Chiropractic - the profession - has almost always been a multiheaded creature. Raised in an environment that saw 15,000 prosecutions through 1930 (Turner, 1931, p. 294), DCs adopted whatever "legal clothing" (John Howard,DC, quoted in Beideman, 1983) they could to avoid the sting of political medicine's wrath. Chiropractic in the courtroom became "nontherapeutic" and "nondiagnostic," so as to be construed as "nonmedical."
Analysis replaced diagnosis, and "adjusting the cause" supplanted treatment of "dis-ease." Some sought exemptions from the law, as with the "Wisconsin Idea," wherein the doctor could practice legally, so long as he or she hung a sign indicating the lack of licensure. Others sought refuge in the religious exemption clauses of various state medical practice acts (Palmer, 1914). Still, others sought "separate and distinct" licensing laws, and boards of chiropractic examiners (BCEs) as an alternative to allopathic hegemony (Wardwell, 1992b).
Efforts to establish licensure were opposed by political medicine and elements within the profession (Budden, 1935; Gibbons, 1993). Kansas broke the ice with the first chiropractic statute in 1913, and North Dakota awarded the first license from a BCE in 1915. The public rallied to the profession's unified call for "health freedom" and the right of patients to choose their own healers. However, as licensure spread from state to state, rapidly at first, a wide range of defining clauses and differing scopes of practice were carved into legal stone. Chiropractors organized competing state and national associations, each pressing for its own vision of the chiropractic art. They fought with one another,and sometimes convinced legislators that each was not prepared to assume the responsibilities of an organized professional body. Although some 37 American states and territories had passed chiropractic statutes by 1930 (Wardwell, 1992a, pp. 110-1), it required another 44 years for the final 14 jurisdictions to do so. Similarly, chiropractors' continuing pleas for recognition in the armed forces during both World Wars went largely unheard (e.g., Keating, 1994), a victim of the profession's lack of unity and credibility as well as organized medicine's assault.

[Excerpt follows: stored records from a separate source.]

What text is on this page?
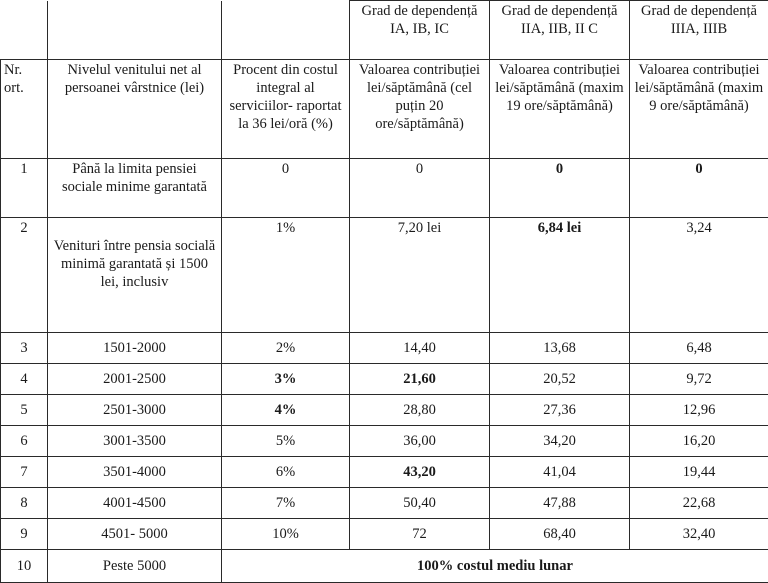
			Grad de dependență IA, IB, IC	Grad de dependență IIA, IIB, II C	Grad de dependență IIIA, IIIB
Nr. ort.	Nivelul venitului net al persoanei vârstnice (lei)	Procent din costul integral al serviciilor- raportat la 36 lei/oră (%)	Valoarea contribuției lei/săptămână (cel puțin 20 ore/săptămână)	Valoarea contribuției lei/săptămână (maxim 19 ore/săptămână)	Valoarea contribuției lei/săptămână (maxim 9 ore/săptămână)
1	Până la limita pensiei sociale minime garantată	0	0	0	0
2	Venituri între pensia socială minimă garantată și 1500 lei, inclusiv	1%	7,20 lei	6,84 lei	3,24
3	1501-2000	2%	14,40	13,68	6,48
4	2001-2500	3%	21,60	20,52	9,72
5	2501-3000	4%	28,80	27,36	12,96
6	3001-3500	5%	36,00	34,20	16,20
7	3501-4000	6%	43,20	41,04	19,44
8	4001-4500	7%	50,40	47,88	22,68
9	4501- 5000	10%	72	68,40	32,40
10	Peste 5000	100% costul mediu lunar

With the rapid loss of its legal monopoly, encroached upon first by the osteopaths, and next by the chiropractors and naturopaths, organized allopathy sought new measures to block the "quacks." Chiropractors threatened not merely medicine's economic turf, but perhaps more importantly, its self-assumed authority as the final arbiter in all matters of health care. The allopaths would strike where they believed chiropractors to be weakest: the educational system (Brennan, 1983).
Basic science legislation was first introduced in Connecticut and Wisconsin in 1925, and devastated the chiropractic ranks for decades (Gevitz, 1988). Chiropractors were frequently unable to defeat the logic behind political medicine's seemingly sensible requirement that all healers first pass examinations in the fundamental life sciences, common to all schools or sects of healing. These included tests in anatomy; physiology; pathology; bacteriology; chemistry; hygiene; and sometimes diagnosis or public health, and had to be passed before taking licensing exams from medical, osteopathic or chiropractic boards. John Nugent,DC, a 1922 Palmer graduate who had clashed with B.J. as a student, wrote the language of Connecticut's basic science law. He provoked the enmity of chiropractors for decades to come, both for this and for his role as NCA Director of Education (1941-1961). B.J. Palmer referred to him as the "Antichrist" of chiropractic. Eventually, 24 American jurisdictions passed basic science legislation, and the last of these statutes was not repealed until 1979.
Some leaders saw purification of the chiropractic ranks as the only solution to the spread of basic science legislation. B.J. Palmer blamed the new scourge upon "mixer" chiropractors' encroachment upon the medical scope of practice, and predicted doom for the profession (Caster, 1928). Others saw grassroots political action, the same strategy that had produced chiropractic legislation, as the only viable solution. At least one BCE simply ignored the basic science law in state, and licensed chiropractors without the basic science certificate (Gevitz, 1988), at least until the state's attorney general caught up with them. Led by William Schulze,MD,DC, and William Budden,DC,ND, the National College of Chiropractic offered yet another route to challenging the basic science barrier: "(1) study basic science; (2) study basic science; (3) study basic science; and (4) study basic science" (National, 1928). Leaders of the National Chiropractic Association (NCA), such as C.O. Watkin,DC. (Keating, 1987), who had earlier referred to the "damnatory basic science laws" (Watkins, 1934), gradually grew appreciative of the impetus that basic science laws lent to the NCA's efforts to upgrade chiropractic education.